Let $f$ be defined on $\mathbb{Q}\cap [0,1]$ and $$S(f) = \lim_{n \to \infty}\frac{1}{n}\sum_{k=1}^{n}f(\frac{k}{n})$$Assume that $\{f_n\}$ be a sequence of functions such that for every $n$, $S(f_n)$ exists. If $f_n$ converges uniformly to $f$ on $\mathbb{Q}$, prove that $$\lim_{n \to \infty}S(f_n)$$ exists and $S(f_n) \to S(f)$.
My try: I don't know how to deal with $\mathbb{Q}\cap [0,1]$ because it has zero measure and the summation is the Riemann sum, $$S(f) = \int_{0}^{1}f(x)dx$$ Also is the first $f$, which is defined on $\mathbb{Q}\cap [0,1]$, same as the second $f$? I'm confused about this because I think the second $f$ should be defined on $\mathbb{Q}$ in order to "$f_n$ converges uniformly to $f$ on $\mathbb{Q}$" has meaning.
Edit: I'm taking my first real analysis course and I'm not familiar with Equidistributed sequence and Weyl's ergodic theorem.

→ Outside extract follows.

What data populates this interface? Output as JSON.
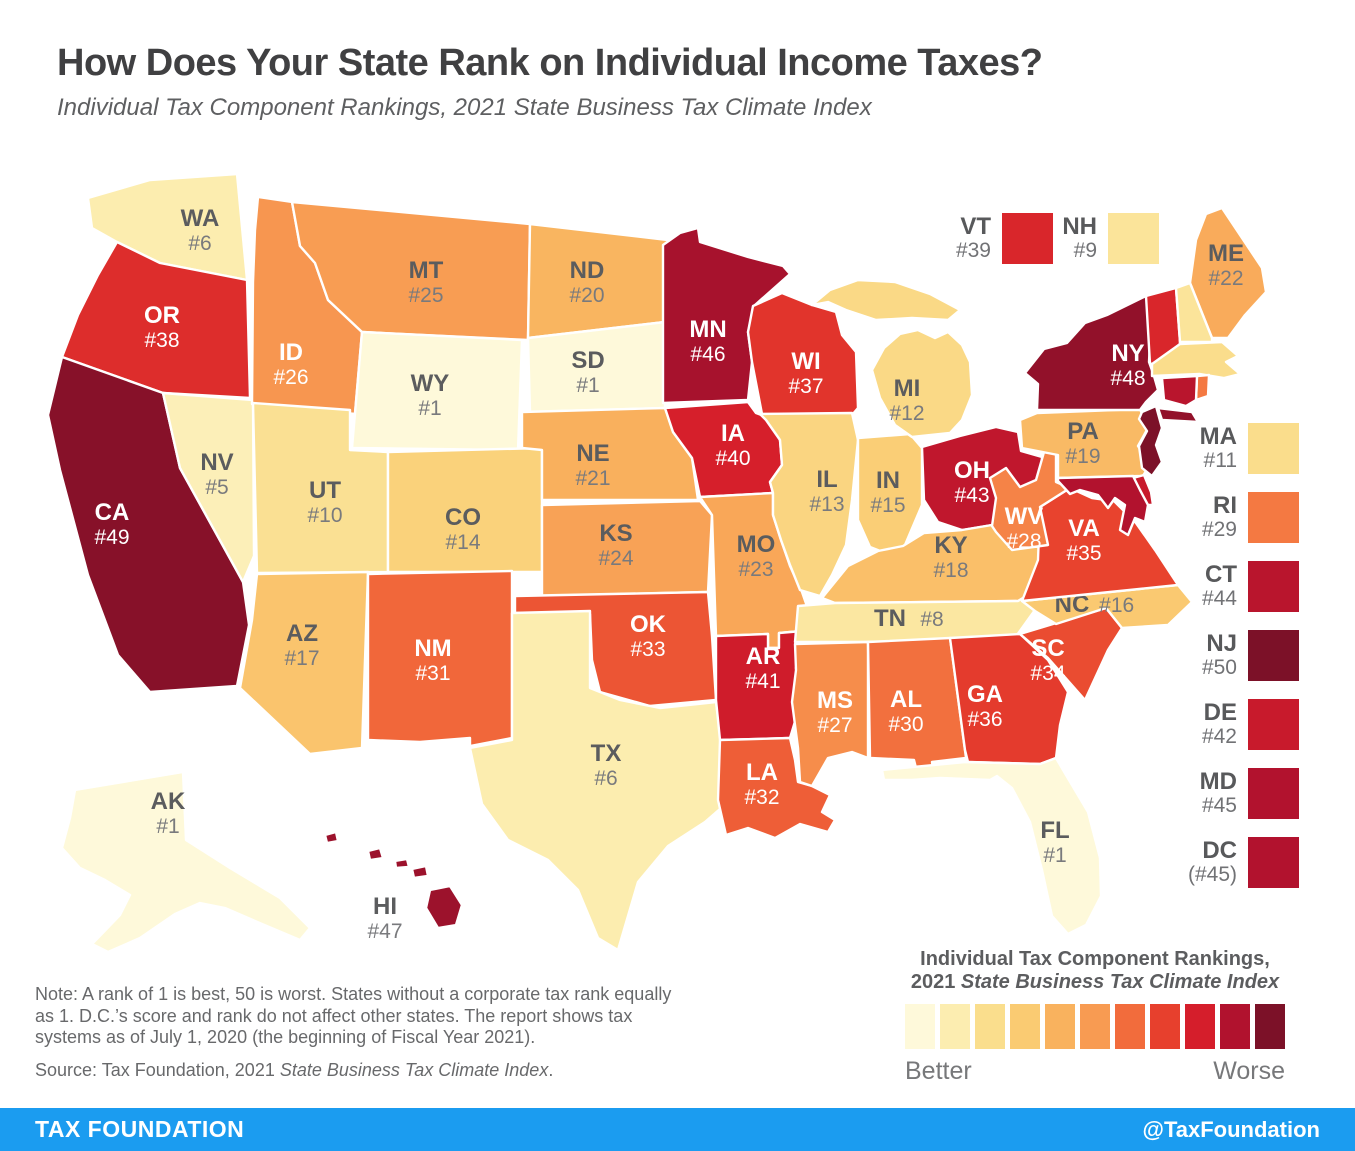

The result follows from the inequality
$$\left\vert \frac{1}{n}\sum_{k=1}^{n}f(\frac{k}{n})-\frac{1}{n}\sum_{k=1}^{n}f_m(\frac{k}{n})\right\vert \le \Vert f - f_m\Vert_\infty$$ valid for any $n, m \in \mathbb N$ which implies $$\vert S(f) -S(f_m)\vert \le \Vert f - f_m \Vert _\infty$$ for all $m \in \mathbb N$.
Note: no need to use integration here.